The Dirty Little Secrets of Dynamic Keyword Insertions (Part II)
Last week’s blog post discussed Dynamic Keywords Insertions (DKI) and how to use them to make the most out of your campaigns. This second part of the post will give insights and useful tips on what to watch out for when using them.
The first rule of DKIs – ‘Always Manage your exposure!’
- Make sure your ad groups are relevant, small, and thematically organized. Splitting up your keywords into ad groups and creating exact, tailored ads for each of these groups will help you maximize clicks and conversions. It will also make sure that your DKI increases the ad’s relevancy instead of decreasing it.
- Be careful when using ‘Broad Match’ and use plenty of negative keywords. Like we mentioned last week, DKIs will only put the keyword the search triggered (not the search term, they’re different from DSA Campaigns), in the headline, but over exposure is still worth watching out for.
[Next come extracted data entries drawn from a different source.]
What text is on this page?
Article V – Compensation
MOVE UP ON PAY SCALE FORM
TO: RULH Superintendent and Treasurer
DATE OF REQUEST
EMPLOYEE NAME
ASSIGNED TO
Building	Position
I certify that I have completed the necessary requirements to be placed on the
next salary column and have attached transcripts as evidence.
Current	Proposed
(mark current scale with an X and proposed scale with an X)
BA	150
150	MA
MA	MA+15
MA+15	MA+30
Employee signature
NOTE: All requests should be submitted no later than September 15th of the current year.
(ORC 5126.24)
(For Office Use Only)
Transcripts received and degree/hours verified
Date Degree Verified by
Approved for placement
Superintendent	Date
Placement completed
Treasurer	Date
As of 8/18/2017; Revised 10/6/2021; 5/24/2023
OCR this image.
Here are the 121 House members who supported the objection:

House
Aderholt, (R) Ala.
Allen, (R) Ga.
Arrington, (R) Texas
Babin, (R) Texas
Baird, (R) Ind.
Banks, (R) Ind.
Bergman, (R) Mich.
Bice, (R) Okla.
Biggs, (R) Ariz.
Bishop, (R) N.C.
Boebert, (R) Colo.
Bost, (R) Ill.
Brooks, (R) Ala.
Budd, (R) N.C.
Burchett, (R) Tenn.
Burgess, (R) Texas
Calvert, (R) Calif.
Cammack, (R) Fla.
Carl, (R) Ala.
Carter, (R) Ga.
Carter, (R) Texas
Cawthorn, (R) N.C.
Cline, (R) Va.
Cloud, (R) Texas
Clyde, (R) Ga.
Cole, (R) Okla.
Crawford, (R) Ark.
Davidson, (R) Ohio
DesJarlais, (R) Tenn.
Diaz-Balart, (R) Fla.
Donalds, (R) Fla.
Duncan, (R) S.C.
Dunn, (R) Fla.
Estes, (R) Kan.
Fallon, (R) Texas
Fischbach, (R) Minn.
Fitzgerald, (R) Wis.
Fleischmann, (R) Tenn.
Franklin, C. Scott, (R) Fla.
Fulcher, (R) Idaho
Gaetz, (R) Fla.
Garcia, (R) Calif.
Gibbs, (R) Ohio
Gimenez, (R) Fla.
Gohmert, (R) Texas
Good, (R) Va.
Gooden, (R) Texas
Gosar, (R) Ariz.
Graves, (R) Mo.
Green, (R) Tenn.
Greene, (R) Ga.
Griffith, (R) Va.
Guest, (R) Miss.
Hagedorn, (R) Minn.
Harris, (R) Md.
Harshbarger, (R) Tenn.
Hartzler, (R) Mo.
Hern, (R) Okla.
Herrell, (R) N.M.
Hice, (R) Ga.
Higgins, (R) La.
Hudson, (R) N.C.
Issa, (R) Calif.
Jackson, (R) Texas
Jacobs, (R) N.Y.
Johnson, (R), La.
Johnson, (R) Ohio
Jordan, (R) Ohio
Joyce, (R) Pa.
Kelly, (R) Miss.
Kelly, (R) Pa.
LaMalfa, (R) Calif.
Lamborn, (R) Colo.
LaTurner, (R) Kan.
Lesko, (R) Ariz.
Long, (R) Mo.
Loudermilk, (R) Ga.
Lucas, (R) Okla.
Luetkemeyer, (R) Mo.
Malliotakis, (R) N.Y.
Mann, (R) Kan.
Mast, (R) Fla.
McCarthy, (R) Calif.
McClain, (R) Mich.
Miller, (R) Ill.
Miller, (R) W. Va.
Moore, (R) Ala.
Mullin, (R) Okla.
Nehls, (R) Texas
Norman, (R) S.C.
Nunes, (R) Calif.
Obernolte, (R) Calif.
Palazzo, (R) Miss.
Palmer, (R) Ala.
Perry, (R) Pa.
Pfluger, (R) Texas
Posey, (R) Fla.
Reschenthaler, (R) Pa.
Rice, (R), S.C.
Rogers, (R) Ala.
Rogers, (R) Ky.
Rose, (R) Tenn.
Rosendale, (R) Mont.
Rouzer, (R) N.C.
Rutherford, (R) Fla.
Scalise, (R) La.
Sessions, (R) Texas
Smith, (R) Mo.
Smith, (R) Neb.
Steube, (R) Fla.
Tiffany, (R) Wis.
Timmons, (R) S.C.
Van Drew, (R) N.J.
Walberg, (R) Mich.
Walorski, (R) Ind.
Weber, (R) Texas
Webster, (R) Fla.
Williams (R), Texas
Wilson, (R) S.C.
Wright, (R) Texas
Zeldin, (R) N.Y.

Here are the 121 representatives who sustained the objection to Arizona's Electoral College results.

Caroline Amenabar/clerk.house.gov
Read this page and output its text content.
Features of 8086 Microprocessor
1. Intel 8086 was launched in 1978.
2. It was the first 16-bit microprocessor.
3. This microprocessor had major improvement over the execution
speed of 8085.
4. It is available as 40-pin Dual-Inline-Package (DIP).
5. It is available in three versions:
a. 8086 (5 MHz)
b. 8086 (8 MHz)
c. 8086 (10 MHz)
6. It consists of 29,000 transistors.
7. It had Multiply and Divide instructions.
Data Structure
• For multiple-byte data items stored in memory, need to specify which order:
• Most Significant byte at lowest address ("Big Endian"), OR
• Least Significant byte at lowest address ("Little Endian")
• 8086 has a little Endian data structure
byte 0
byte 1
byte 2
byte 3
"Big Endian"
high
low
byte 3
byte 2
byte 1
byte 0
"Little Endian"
- Try to review your search query report as frequently as possible. It will give you a better understanding of which search terms your keywords are triggering, the quality of traffic, and also how to create new ideas for keywords you might want to include as well as negative keywords.
- Don’t use competitor brand names. While it might be legal (but kind of nasty) to put a competitor’s name as a keyword in an ad group, it is illegal to show the competitor’s name in the headline (unless you have the proper credentials.) Be careful!
- You can always try to include some misspellings in your campaigns but take caution when using Dynamic Keyword Insertions in that campaign. Keywords that are misspelled and spacing errors could end up showing in your ad. These types of things can determine the difference between a successful, targeted advertisement and an irrelevant one.
When used in a correctly, Dynamic Keyword Insertions can help you achieve powerful results. However, when used incorrectly, you end up looking like an amateur PPC’er. It’s a way to boost your campaign results but does not substitute common sense.